A pandemia do coronavírus provocou impactos em vários setores da economia, principalmente, nos pequenos negócios. Porém, empreendedoras de Diamantina, no Vale do Jequitinhonha, encontraram na produção de máscaras de tecido uma alternativa para driblar a crise. Com a obrigatoriedade do produto na maioria das cidades mineiras para evitar o contágio da covid-19, muita gente resolveu ressuscitar a velha e boa máquina de costura.
“A ideia surgiu para incentivar as pessoas a se cuidarem, pensando também no próximo e não apenas na questão empresarial”, explica a artesã Lucinha Viana, que há cerca de dois meses começou a produzir as máscaras. Ela já recebeu pedidos de clientes de Belo Horizonte e São Paulo.
A artesã enxergou no cenário de dificuldade uma oportunidade de diversificar ainda mais seu negócio. As mãos, acostumadas a dar forma aos famosos santinhos de biscuit e às peças de patchwork, agora, trabalham a todo o vapor para dar conta da demanda.
“A parte administrativa fica com minhas filhas.
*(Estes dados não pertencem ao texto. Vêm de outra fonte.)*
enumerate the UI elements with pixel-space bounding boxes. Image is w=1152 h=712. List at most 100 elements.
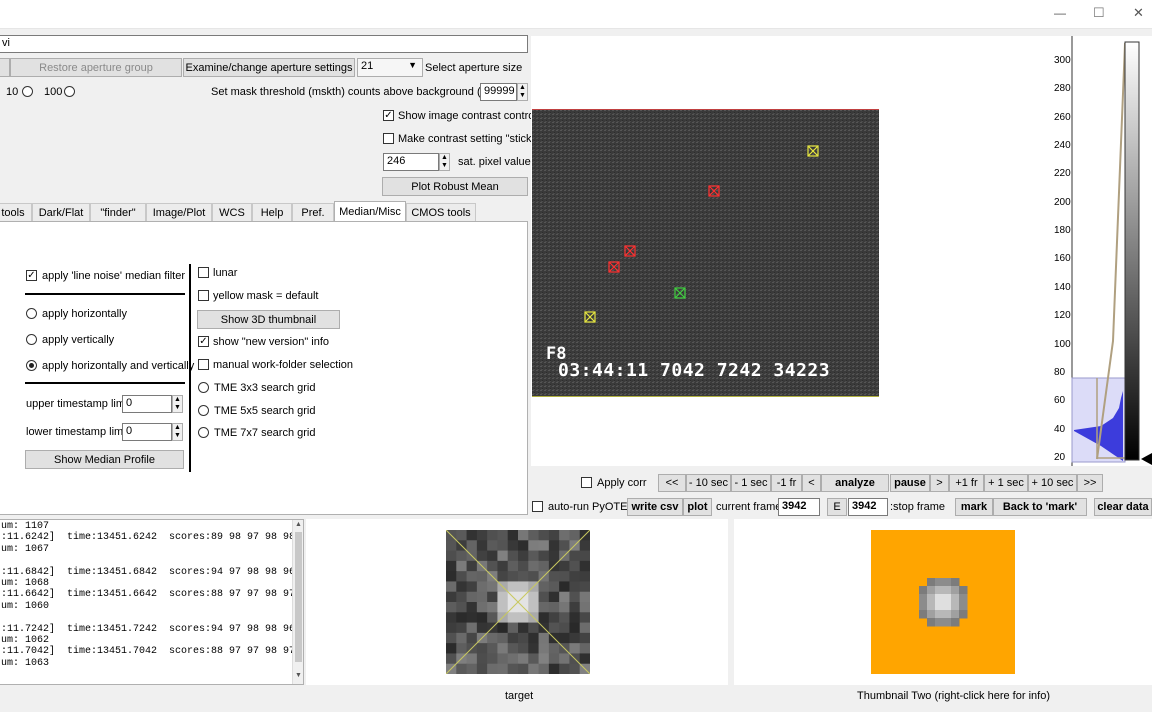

Elas que correm atrás da divulgação nas redes sociais e atendem os pedidos que são feitos pela internet. Comecei de forma despretensiosa, com o intuito de conscientizar as pessoas da importância do uso das máscaras, e me surpreendi com o resultado”, garante Lucinha.
É proibido pisar nos sonhos
Na página “Mãos e arte artesanato”, no Instagram, os clientes acompanham as postagens e as novidades diariamente. “Todos os dias nós publicamos, porque são estampas diferentes. Temos uma variedade grande de tecidos para atender todos os gostos. Sem contar que as máscaras vão higienizadas, com todos os cuidados recomendados pelos órgãos de saúde”, enfatiza a filha da artesã, Marina Ribeiro Viana.
Outro diferencial no trabalho da empreendedora são as mensagens motivacionais. “Tem amor aqui” e “É proibido pisar nos sonhos” são frases que acompanham a embalagem do produto. “É uma forma de trazer um certo alento para as pessoas. Uma maneira de dizer que tudo isso vai passar e mostrar que juntos somos mais fortes”, acrescenta Marina.
A fabricação de máscaras também tem sido a salvação para microempreendedora individual Josina Jesus de Souza. Ela montou um lava jato há cinco anos e, com a pandemia do coronavírus, o negócio enfrenta dificuldades e está praticamente desativado. A experiência com costura e os tecidos esquecidos no ateliê montado na sua casa há anos, foi a saída encontrada por Josina para complementar a renda.
“Comecei doando as máscaras para quem passava na porta da minha casa ou lavava o carro no meu empreendimento. Só depois que comprei mais tecido, comecei a fabricar. Para mim, é maravilhoso, pois só de não ficar à toa neste momento de crise é bom, tanto financeiramente quanto emocionalmente”, afirma.
Empreendedorismo
Josina também conta com o suporte das filhas na divulgação dos acessórios na internet. Apesar de ser um produto barato, ela garante que não abre mão da qualidade. As máscaras são todas em tecido 100% algodão, estampadas ou lisas, com elástico delicado para não machucar a orelha do cliente.
“Não posso reclamar porque tem dado muito certo. Tem dias que não dou conta da demanda, porque a procura é grande. Algumas lojas encomendam pra revender, mas a maioria é de gente que bate na minha porta para uso pessoal. Vendo bastante picado mesmo e é um dinheiro que entra toda hora. Apesar de ser pouco, posso contar com ele”.
Uma das maiores satisfações da Josina é saber que também está ajudando outras pessoas a se cuidarem, além de promover o empreendedorismo. “Todos nós sabemos fazer alguma coisa. Tudo aquilo que você inventar de fazer, solta nas redes sociais que as pessoas vão te procurar. O segredo é reinventar mesmo”, aconselha a empreendedora.
A capacidade de se reinventar em momentos difíceis é uma das marcas do empreendedor brasileiro. “Essas mulheres usaram a sensibilidade e a criatividade para idealizar um novo negócio, em um momento super difícil, mas também oportuno. Isso é prova da capacidade empreendedora do povo mineiro, capaz de se adaptar diante das dificuldades”, explica a analista do Sebrae Minas Luciana Teixeira Silva.